Dietary fat has been called an essential nutrient but eating too much fat especially the wrong types can cause obesity, heart disease and other chronic illness. Nutrition experts recommend that healthy adults limit their fat intake to 20 to 35 percent of their total daily calories. Michigan State University Extension recommends that people have very little saturated fat and trans fats which are found in snacks, desserts, processed and fried foods. The Academy of Nutrition and Dietetics list the following foods that are rich in Omega-3 and monounsaturated fats which are considered healthy fats.
Omega-3 rich foods:
Fatty Fish: Current dietary recommendations are to include fish in your meals at least twice a week. Fish high in omega-3 fats are salmon, albacore tuna (fresh and canned), sardines, lake trout and mackerel.
Walnuts: Walnuts are rich in vitamin E and an excellent plant-based source of omega-3. Add walnuts to cereal, salads or muffins. Try walnut oil in salad dressings and sautés, too.
Canola Oil: Replace solid fats such as butter or margarine with canola oil when cooking or baking. It works well for sautéing and stir-frying.
Flaxseed: Add ground flaxseed to breakfast cereal, yogurt, baked goods including bread and muffins or mixed dishes and casseroles. You may also drizzle flaxseed oil over quinoa or use it for salad dressing. (Your body cannot break down whole flaxseeds to access the omega-3-containing oil.)
Eggs: Some chickens are given feed that is high in omega-3s so their eggs will have more as well. When buying eggs, check the package label.
Monounsaturated fat rich foods:
Nuts: In addition to heart-healthy fats, nuts are a good source of protein, fiber and a variety of vitamins and minerals. Just keep portion control in mind. One portion of nuts is equal to 1 ounce or ⅓ cup and provides approximately 160 to 180 calories.
Olive Oil: Use olive oil in place of saturated fat, such as butter. Use it in salad dressing or to sauté vegetables, seafood, poultry and meat.
Avocado: Avocados not only contain monounsaturated fat, but they are also packed with folate, vitamins E, C and B6, potassium and fiber. Try adding avocado to salad, pizza, soup, salsa, eggs and sandwiches.

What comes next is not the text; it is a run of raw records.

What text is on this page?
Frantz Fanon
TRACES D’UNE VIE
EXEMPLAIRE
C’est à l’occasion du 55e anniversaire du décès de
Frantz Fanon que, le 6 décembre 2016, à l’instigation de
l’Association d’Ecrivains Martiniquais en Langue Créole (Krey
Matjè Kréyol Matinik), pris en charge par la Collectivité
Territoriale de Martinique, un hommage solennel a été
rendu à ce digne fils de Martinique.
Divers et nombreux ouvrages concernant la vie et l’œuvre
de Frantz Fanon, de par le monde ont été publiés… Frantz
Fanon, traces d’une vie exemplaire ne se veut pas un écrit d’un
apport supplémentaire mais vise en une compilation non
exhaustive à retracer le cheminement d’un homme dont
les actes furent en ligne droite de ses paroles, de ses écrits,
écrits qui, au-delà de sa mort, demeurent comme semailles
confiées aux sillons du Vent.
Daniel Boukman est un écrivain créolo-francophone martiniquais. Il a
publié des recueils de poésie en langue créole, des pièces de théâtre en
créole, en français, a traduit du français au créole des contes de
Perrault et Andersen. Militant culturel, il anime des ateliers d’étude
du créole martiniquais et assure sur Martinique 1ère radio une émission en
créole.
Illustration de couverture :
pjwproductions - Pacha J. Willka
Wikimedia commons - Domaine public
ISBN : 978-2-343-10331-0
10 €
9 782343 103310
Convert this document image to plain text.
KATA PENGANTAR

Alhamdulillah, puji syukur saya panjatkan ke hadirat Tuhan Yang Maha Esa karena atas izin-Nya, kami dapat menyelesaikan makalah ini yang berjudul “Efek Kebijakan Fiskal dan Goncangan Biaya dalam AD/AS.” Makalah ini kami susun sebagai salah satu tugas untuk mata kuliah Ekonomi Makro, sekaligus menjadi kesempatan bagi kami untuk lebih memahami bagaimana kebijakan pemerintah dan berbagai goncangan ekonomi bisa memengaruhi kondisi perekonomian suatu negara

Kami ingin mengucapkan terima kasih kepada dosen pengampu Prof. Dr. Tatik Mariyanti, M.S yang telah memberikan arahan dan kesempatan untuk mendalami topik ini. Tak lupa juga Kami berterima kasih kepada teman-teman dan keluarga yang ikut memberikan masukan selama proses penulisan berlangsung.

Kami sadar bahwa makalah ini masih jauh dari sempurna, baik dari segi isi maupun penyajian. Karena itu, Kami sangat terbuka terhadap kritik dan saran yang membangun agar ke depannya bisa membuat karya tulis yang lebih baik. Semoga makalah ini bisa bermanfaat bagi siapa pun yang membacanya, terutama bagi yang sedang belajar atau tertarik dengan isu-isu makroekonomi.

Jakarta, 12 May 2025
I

Peanut Butter: Nearly half the fat in peanut butter is monounsaturated fat. Resist the urge to pour off the heart-healthy oil that is separated out of natural peanut butter, and blend it in.
Look for these foods on your next grocery shopping trip and start incorporating both omega 3’s and monounsaturated fat into your daily meals as part of a balanced diet.